Pytorch to train Deepspeech and optimize it.

So, for the last 6 months, I have been optimizing the FFTs into deepspeech, having a model of the iPhone FFT’s DSP to improve accuracy of the deeplearning recognition, because the closest you get from the input stream, the better the recognition level of deepspeech is. 

So, I have modeled the DSP to be able to reprocess the large data set of Deepspeech, and added few 100 hours of real audio from the iPhone recording subsystems. That had given me a huge boost in recognition compare to the default sets.

Yesterday, because of curiority, and because of some extra features of Pytorch compare to TensorFlow, I did look at Pytorch, and its port of deepspeech, I plugged the FFT model, and incorporated my workload into pytorch. 

Interestingly, it was pretty straight forward to make it work, I have no surprise on the python side, few libraries with different versions, left or right, but nothing much to worry. 

Now, what is interesting: There are some pretty good tools from Apple to brigde from Pytorch to CoreML. For the moment , I use a modified version of TensorFlow Light on iPhone, I have added the missing feedback features of Tensorflow in the light version, but this is not using yet the full power of the neuronal engine of the A12 Bionoc. So, if the bridge between Pytorch and core ML is enabling a full direct conversion, I would be able to see some serious performance gain. 

This is the flow to follow PyTorch → ONNX→ CoreML

I could not find the list of features supported for those conversion, so, one of the best way to learn about it is to make the test, it should be about a day of work to get the all pipeline in place, and get a good idea about what is missing in term of feature set, and then, learning about how much it needs to be reworked to have the full feature list required. (very often, mobile version of convolution systems only few the top 200 features of a full training/scoring features, and most of innovating neural net use more than this limited set)

So, I know what I do this week, I really want Deepspeech singing on this A12 Bionic Neuronal Engine.

Memory management of CoreML on iPhoneXsMax, New Cool improvement.

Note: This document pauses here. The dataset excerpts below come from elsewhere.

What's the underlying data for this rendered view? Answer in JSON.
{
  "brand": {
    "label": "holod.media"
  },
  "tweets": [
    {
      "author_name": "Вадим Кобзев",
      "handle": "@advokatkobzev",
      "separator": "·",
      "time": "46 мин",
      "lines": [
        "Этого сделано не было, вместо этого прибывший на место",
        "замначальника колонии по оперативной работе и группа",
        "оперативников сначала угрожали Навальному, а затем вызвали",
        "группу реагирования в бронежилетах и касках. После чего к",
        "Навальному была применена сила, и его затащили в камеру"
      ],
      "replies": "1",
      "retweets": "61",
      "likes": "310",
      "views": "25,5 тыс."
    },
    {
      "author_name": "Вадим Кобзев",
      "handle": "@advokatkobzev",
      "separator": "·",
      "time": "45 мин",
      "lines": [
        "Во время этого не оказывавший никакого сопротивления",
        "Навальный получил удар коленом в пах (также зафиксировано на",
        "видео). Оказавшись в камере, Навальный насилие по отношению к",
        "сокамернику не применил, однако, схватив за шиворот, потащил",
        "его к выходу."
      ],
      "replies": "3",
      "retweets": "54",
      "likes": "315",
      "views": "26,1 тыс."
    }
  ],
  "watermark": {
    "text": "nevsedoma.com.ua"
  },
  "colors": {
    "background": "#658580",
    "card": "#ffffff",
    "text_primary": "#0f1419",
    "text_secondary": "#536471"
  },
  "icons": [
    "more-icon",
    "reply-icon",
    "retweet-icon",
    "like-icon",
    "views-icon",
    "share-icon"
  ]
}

So, there is the memory profile of 6 ran inferences on iOS12 on the iPhoneXsMax

iPhone Xs Max

here is the memory profile of 6 inferences ran on iPhone X

iPhone X

The iPhoneXsMax seems to be storing the inference models into something that is NOT the main memory, it is all functional, but the amount of memory used is a LOT smaller.

It can be due to 2 things:

  1. The Phone XsMAX uses less precision when storing the Neural Net
  2. The hardware Neural engine stores it inside itself.

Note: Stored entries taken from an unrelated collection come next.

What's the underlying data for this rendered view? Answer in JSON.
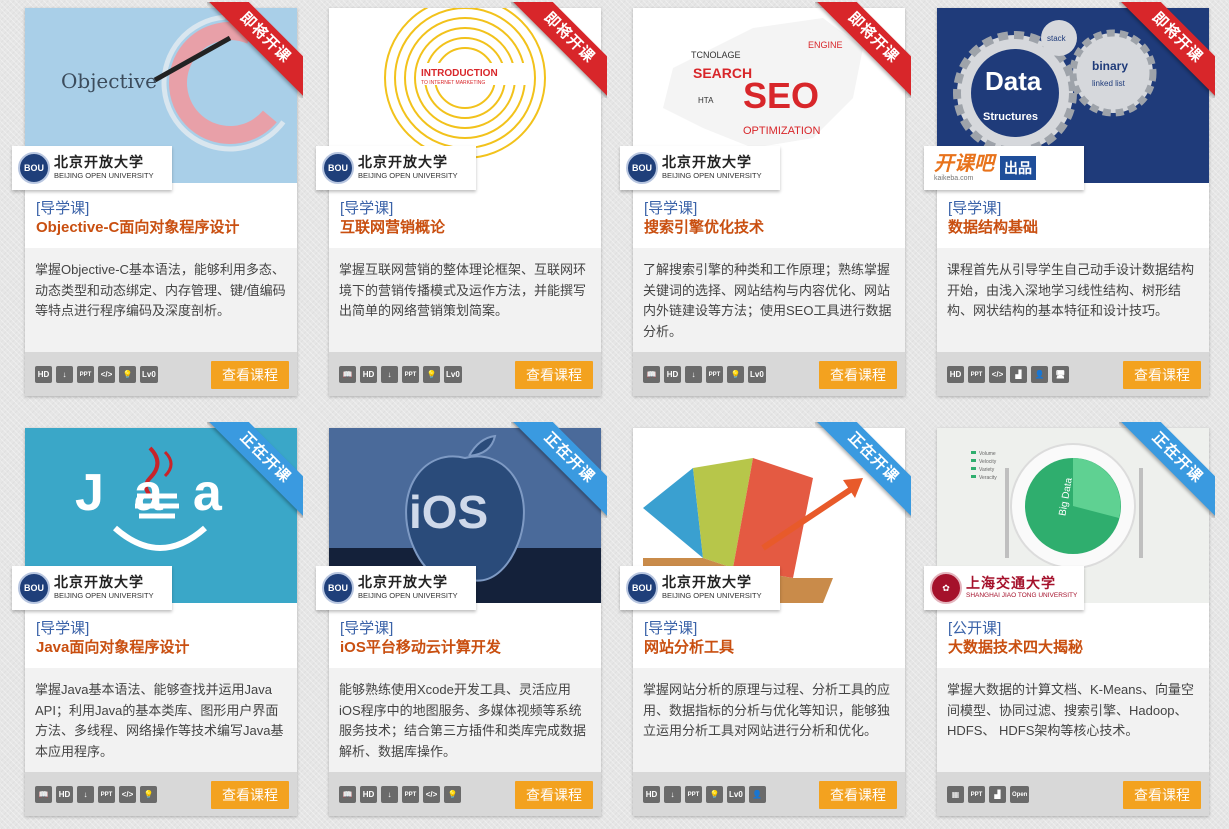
{
  "ribbons": {
    "upcoming": "即将开课",
    "ongoing": "正在开课"
  },
  "logos": {
    "bou_cn": "北京开放大学",
    "bou_en": "BEIJING OPEN UNIVERSITY",
    "bou_seal": "BOU",
    "kkb_name": "开课吧",
    "kkb_url": "kaikeba.com",
    "kkb_tag": "出品",
    "sjtu_cn": "上海交通大学",
    "sjtu_en": "SHANGHAI JIAO TONG UNIVERSITY"
  },
  "button_label": "查看课程",
  "thumb_text": {
    "objc": "Objective",
    "im_intro": "INTRODUCTION",
    "im_sub": "TO INTERNET MARKETING",
    "seo_main": "SEO",
    "seo_words": [
      "SEARCH",
      "TCNOLAGE",
      "OPTIMIZATION",
      "ENGINE",
      "HTA"
    ],
    "ds_main": "Data",
    "ds_sub": "Structures",
    "ds_gear1": "binary",
    "ds_gear2": "linked list",
    "ds_gear3": "stack",
    "java_main": "Jaa",
    "ios_main": "iOS",
    "bigdata_main": "Big Data",
    "bigdata_legend": [
      "Volume",
      "Velocity",
      "Variety",
      "Veracity"
    ]
  },
  "courses": [
    {
      "status": "upcoming",
      "type": "[导学课]",
      "title": "Objective-C面向对象程序设计",
      "desc": "掌握Objective-C基本语法，能够利用多态、动态类型和动态绑定、内存管理、键/值编码等特点进行程序编码及深度剖析。",
      "icons": [
        "HD",
        "↓",
        "PPT",
        "</>",
        "💡",
        "Lv0"
      ]
    },
    {
      "status": "upcoming",
      "type": "[导学课]",
      "title": "互联网营销概论",
      "desc": "掌握互联网营销的整体理论框架、互联网环境下的营销传播模式及运作方法，并能撰写出简单的网络营销策划简案。",
      "icons": [
        "📖",
        "HD",
        "↓",
        "PPT",
        "💡",
        "Lv0"
      ]
    },
    {
      "status": "upcoming",
      "type": "[导学课]",
      "title": "搜索引擎优化技术",
      "desc": "了解搜索引擎的种类和工作原理；熟练掌握关键词的选择、网站结构与内容优化、网站内外链建设等方法；使用SEO工具进行数据分析。",
      "icons": [
        "📖",
        "HD",
        "↓",
        "PPT",
        "💡",
        "Lv0"
      ]
    },
    {
      "status": "upcoming",
      "type": "[导学课]",
      "title": "数据结构基础",
      "desc": "课程首先从引导学生自己动手设计数据结构开始，由浅入深地学习线性结构、树形结构、网状结构的基本特征和设计技巧。",
      "icons": [
        "HD",
        "PPT",
        "</>",
        "▟",
        "👤",
        "🖥"
      ]
    },
    {
      "status": "ongoing",
      "type": "[导学课]",
      "title": "Java面向对象程序设计",
      "desc": "掌握Java基本语法、能够查找并运用Java API；利用Java的基本类库、图形用户界面方法、多线程、网络操作等技术编写Java基本应用程序。",
      "icons": [
        "📖",
        "HD",
        "↓",
        "PPT",
        "</>",
        "💡"
      ]
    },
    {
      "status": "ongoing",
      "type": "[导学课]",
      "title": "iOS平台移动云计算开发",
      "desc": "能够熟练使用Xcode开发工具、灵活应用iOS程序中的地图服务、多媒体视频等系统服务技术；结合第三方插件和类库完成数据解析、数据库操作。",
      "icons": [
        "📖",
        "HD",
        "↓",
        "PPT",
        "</>",
        "💡"
      ]
    },
    {
      "status": "ongoing",
      "type": "[导学课]",
      "title": "网站分析工具",
      "desc": "掌握网站分析的原理与过程、分析工具的应用、数据指标的分析与优化等知识，能够独立运用分析工具对网站进行分析和优化。",
      "icons": [
        "HD",
        "↓",
        "PPT",
        "💡",
        "Lv0",
        "👤"
      ]
    },
    {
      "status": "ongoing",
      "type": "[公开课]",
      "title": "大数据技术四大揭秘",
      "desc": "掌握大数据的计算文档、K-Means、向量空间模型、协同过滤、搜索引擎、Hadoop、HDFS、 HDFS架构等核心技术。",
      "icons": [
        "▦",
        "PPT",
        "▟",
        "Open"
      ]
    }
  ]
}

This is very interesting, because the I have allocated 26 differents inferences, and the increase of memory usage is very mininum, while on iPhone X, it was surging almost linearly with the size of the model stored side. This is a very good news, as we will be able to pack a huge number of Machine learning inferences, without exploding in memory size, giving the app a chance to stay in memory and process some ML inference in the back ground, you just need to make sure it is not too heavy. Just verified, we can run those inference on data fetched in background task.

The iPhoneXs family used about half of the memory required by other iOS devices, it is remarkable.

Francois Piednoel.

François Piednoël

Confirmation of Color drifting in Portrait mode of the #iPhoneXsMax

Color Chart
Improved Brad 😉

So, here is a confirmation of the color drifting of the portrait mode of the new gen iPhone. when a face is detected, the colors are being drifted. I am not going into the all detail here about the exact recipe apple is using, but the deltas are measurable … If you look carefully, the effort is mostly to boost blue and green, and its visual effect drives the picture to be less yellow. There is an additional processing done to avoid washing the yellows and lose yellowness on strong yellows.

No face:
Red(RGB in pic) 211 91 82
Blue 67 84 136
Green 69 101 62
Yellow: 237 209 110

With Face
Red 216 91 82
Blue 82 98 150
Green 93 133 76
Yellow 248 217 109

no Brad! !!

Again, this is quick and dirty look at something people seem to care, over all, the colors are there, a little modified, but nothing to be crazy about. I would be happy if Apple allows you to turn it off.